|Shackelford Melton McKinley Real Estate Litigation Attorney Charles Fiscus in quoted in Law360 article |
Ruling Expected On TransCanada's Right To Private Property
|August 13, 2012 11:58 pm|
Houston (August 13, 2012, 7:59 PM ET) -- A Texas judge is expected to rule this week on a legal challenge launched by a landowner in a bid to stop TransCanada Corp. from running a segment of a massive oil pipeline through her private property.
TransCanada and Julia Trigg Crawford, whose North Texas family farm lies in the path of the Keystone XL pipeline, are locked in a battle over the oil company's designation as a "common carrier" — a status that enables it to seize private property through eminent domain lawsuits.
Charles Fiscus, who practices real estate litigation with Shackelford Melton & McKinley LLP, said the suit forces TransCanada to prove that its pipeline will benefit the public, and not just the oil and gas giant.

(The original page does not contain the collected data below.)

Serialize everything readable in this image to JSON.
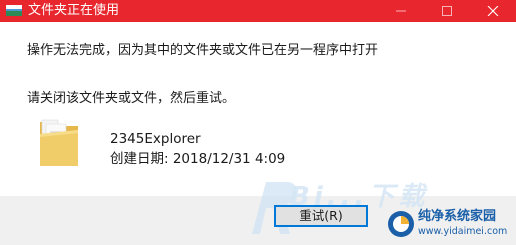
{
  "dialog": {
    "title": "文件夹正在使用",
    "message": "操作无法完成，因为其中的文件夹或文件已在另一程序中打开",
    "instruction": "请关闭该文件夹或文件，然后重试。"
  },
  "file": {
    "name": "2345Explorer",
    "created": "创建日期: 2018/12/31 4:09"
  },
  "buttons": {
    "retry_label": "重试(R)"
  },
  "watermark": {
    "site_name": "纯净系统家园",
    "site_url": "www.yidaimei.com",
    "logo_text": "Bi...下载"
  },
  "colors": {
    "titlebar": "#e8262d",
    "accent": "#0078d7",
    "footer": "#f0f0f0"
  },
  "icons": {
    "app": "folder-app-icon",
    "minimize": "minimize-icon",
    "maximize": "maximize-icon",
    "close": "close-icon",
    "file": "folder-icon"
  }
}
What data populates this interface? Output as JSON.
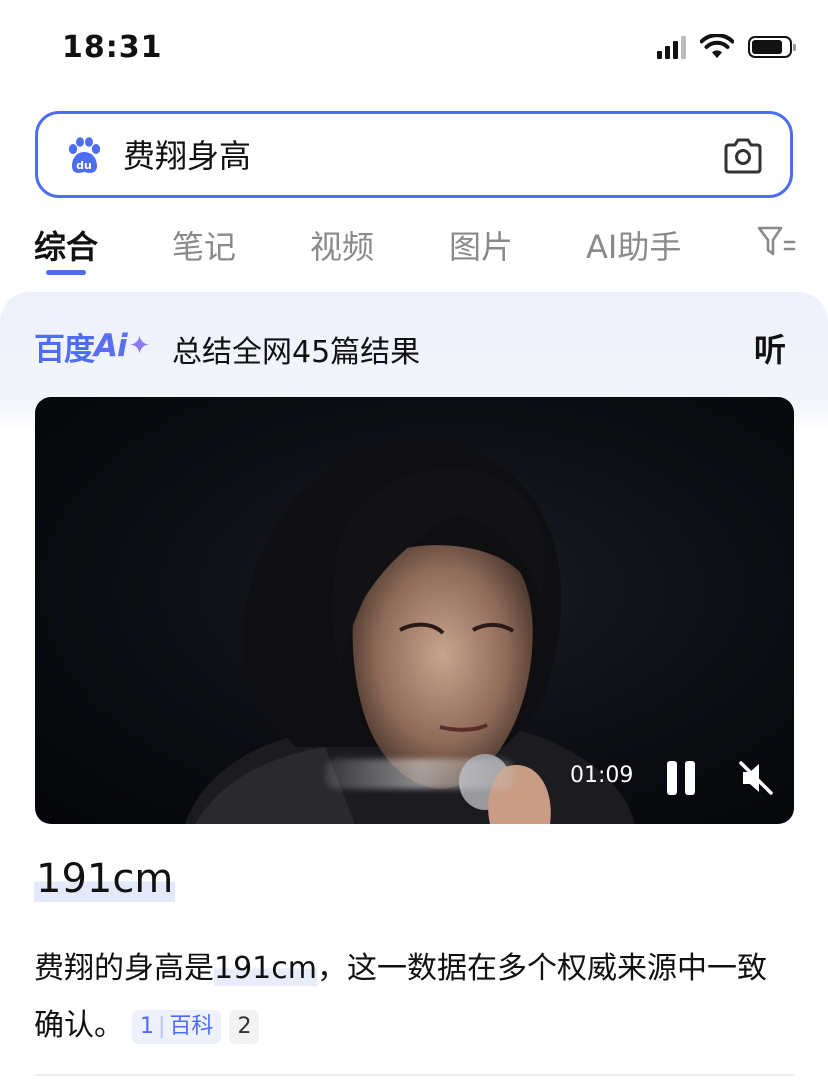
{
  "status_bar": {
    "time": "18:31"
  },
  "search": {
    "query": "费翔身高",
    "camera_icon": "camera-icon",
    "logo_icon": "baidu-paw-icon"
  },
  "tabs": [
    {
      "label": "综合",
      "active": true
    },
    {
      "label": "笔记",
      "active": false
    },
    {
      "label": "视频",
      "active": false
    },
    {
      "label": "图片",
      "active": false
    },
    {
      "label": "AI助手",
      "active": false
    }
  ],
  "ai_panel": {
    "logo_text": "百度",
    "logo_ai": "Ai",
    "summary": "总结全网45篇结果",
    "listen_label": "听"
  },
  "video": {
    "time": "01:09",
    "playing": true,
    "muted": true
  },
  "result": {
    "title": "191cm",
    "body_prefix": "费翔的身高是",
    "body_highlight": "191cm",
    "body_suffix": "，这一数据在多个权威来源中一致确认。",
    "citations": [
      {
        "number": "1",
        "source": "百科"
      },
      {
        "number": "2",
        "source": ""
      }
    ]
  },
  "colors": {
    "accent": "#4e6ef2",
    "text": "#111111",
    "muted": "#8a8a8a"
  }
}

"Certainly, a private company can be a common carrier if it operates a line for the public," he said. "That's the rub in this case. There is a question as to whether or not others will ever be able to use this pipeline."
Fiscus said the Crawford case was "the exception as opposed to the rule" when it comes to condemnation suits brought by oil and gas companies because the vast majority of such cases are settled.
But Fiscus noted that the case raises issues that should cause litigators to take pause when seeking a judicial condemnation judgment based on common carrier status.
Because property ownership is a politically and emotionally charged issue, Fiscus said the perception that private land is being taken for a commercial purpose raises the evidentiary bar.
"The further your client gets away from being a public entity ... the more you're going to have to make sure you can prove you are taking the land for public use," he said.
Fiscus said that if the court rules in favor of Crawford, the delay of the pipeline would likely be temporary.
"This is a big deal, and I have a hard time believing that [TransCanada] will fold up its tent and go away," he said. "They would very likely appeal."
Fiscus noted that TransCanada could use an alternative route for the pipeline. The Texas Railroad Commission does not usually require that pipelines routes be preapproved by the agency, though the company would have to go through the condemnation process again, Fiscus said.
But the high-profile nature of the case makes it likely that public officials will be paying close attention to the ability of common carriers to condemn land, particularly with a seat on the Railroad Commission set to be filled in November, Fiscus said.
"The pipeline is coming through a lot of farmland and land that has been in family hands for three or four generations," he said. "People are attached to their land."